Clostridioides Difficile Infection (CDI)
Clostridioides difficile infection (CDI) is defined as:
- 3 or more episodes of loose stool within 24hrs i.e. Bristol stool chart types 5-7 and
- Diarrhoea that is not attributable to any other cause or therapy, including medicines such as laxatives and
- The presence of a positive toxin assay and/or endoscopic evidence of pseudo-membranous colitis.
C. difficile stool sample testing has changed and requires interpretation. See additional information section at end of guideline for more details about the test.
Below is a table summarising interpretation of C. difficile lab results:
Always assess the severity of CDI:
Life-threatening CDI includes hypotension non-responsive to fluid filling, partial or complete ileus or toxic megacolon, or CT evidence of severe disease or bowel perforation.
Severe CDI is associated with:
- Acute abdomen: Ileus, peritonitis, perforation
- Temperature over 38.5°C
- White Cell Count (WCC) of 15 x109/L or greater
- Acutely rising serum creatinine (more than 50% increase above baseline)
- Imaging: megacolon, colonic wall thickening, pericolonic fat stranding
Moderate CDI is associated with a raised WCC that is less than 15x109/L. Typically associated with 3–5 stools per day.
Mild CDI is not associated with a raised WCC. Typically associated with less than 3 stools of type 5–7 on the Bristol Stool Chart per day.
Empirical treatment of suspected or confirmed CDI: mild, moderate or severe disease
- Consider IV fluids and electrolyte correction.
- Maintain stool chart.
- For severe disease, refer to Micro/ID and gastroenterology.
- Treat for 10 days
First line: vancomycin 125mg po qds for 10 days
- If patient deteriorates whilst on vancomycin or has failed to respond to vancomycin after 48-72 hours: Consult Micro/ID for specialist advice and switch to fidaxomicin 200mg po bd for 10 days.
- For patients with enteral feeding tube or swallowing difficulties order vancomycin liquid or fidaxomicin liquid from pharmacy.
Empirical treatment of suspected or confirmed CDI: life-threatening
Urgent referral to gastroenterology on-call doctor and Micro/ID
- Supportive measures: resuscitate patient with IV fluids and correct electrolytes
- Commence/maintain stool chart
- Abdominal imaging
*When patient is able to tolerate oral medication the metronidazole can be changed to metronidazole 400mg po tds.
- Always discuss treatment of life threatening cases with Micro/ID as broad-spectrum antibiotics may also be indicated if another condition is being treated.

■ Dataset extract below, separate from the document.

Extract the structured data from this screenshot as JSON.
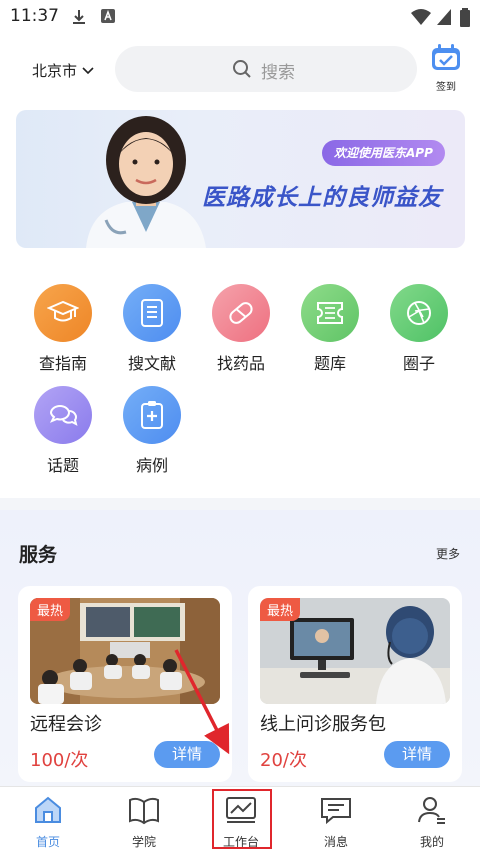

- If patient deteriorates whilst on vancomycin and metronidazole or has failed to respond after 48-72 hours: Consult Micro/ID for specialist advice and switch to fidaxomicin 200mg po bd for 10 days.
- For patients with enteral feeding tube or swallowing difficulties order vancomycin liquid or fidaxomicin liquid from pharmacy.
Relapse
Relapse of CDI symptoms within 12 weeks of initial treatment (with positive CDT stool test): fidaxomicin 200mg po bd for 10 days
For patients with enteral feeding tube or swallowing difficulties order fidaxomicin liquid from pharmacy.
Recurrence
Recurrent episode of CDI after 12 weeks of initial treatment (with positive CDT stool test): Seek ID Micro / Gastroenterology advice.
Treatment options include:
vancomycin 125 mg po qds for 10 days
OR
fidaxomicin 200 mg po bd for 10 days
For patients with enteral feeding tube or swallowing difficulties order vancomycin liquid or fidaxomicin liquid from pharmacy.
2 or more previous confirmed CDI episodes
Recurrent episode of CDI after 12 weeks of initial treatment (with positive CDT stool test): Seek Micro/ID and Gastroenterology advice.
Consider Faecal Matter Transplant (FMT, IPG485) or tapering vancomycin (as below)
Tapering vancomycin course:
- 125mg po qds for 10 days, then,
- 125mg po bd for 7 days, then,
- 125mg po od for 7 days, then,
- 125mg po once every 2 or 3 days for 2 to 8 weeks.
For patients with enteral feeding tube or swallowing difficulties order vancomycin liquid from pharmacy.
Additional information
- GDH tests for the presence of C. difficile but further testing is required to see if the strain can produce toxin as not all strains of C. difficile have the gene that produces toxin.
- The toxin assay tests for current toxin production i.e. toxin antigen.
- The toxin PCR tests for a strain that has the ability to produce toxin. This test is performed when the GDH test is detected and the toxin antigen test is negative.
- Bacteria that cannot produce toxin (toxin antigen and toxin PCR negative for toxin) are not pathogenic.
- The toxin gene may be present but toxigenic strains of C. difficile can live harmlessly in the colon without producing toxin. These strains however can transmit to others or switch to producing toxin.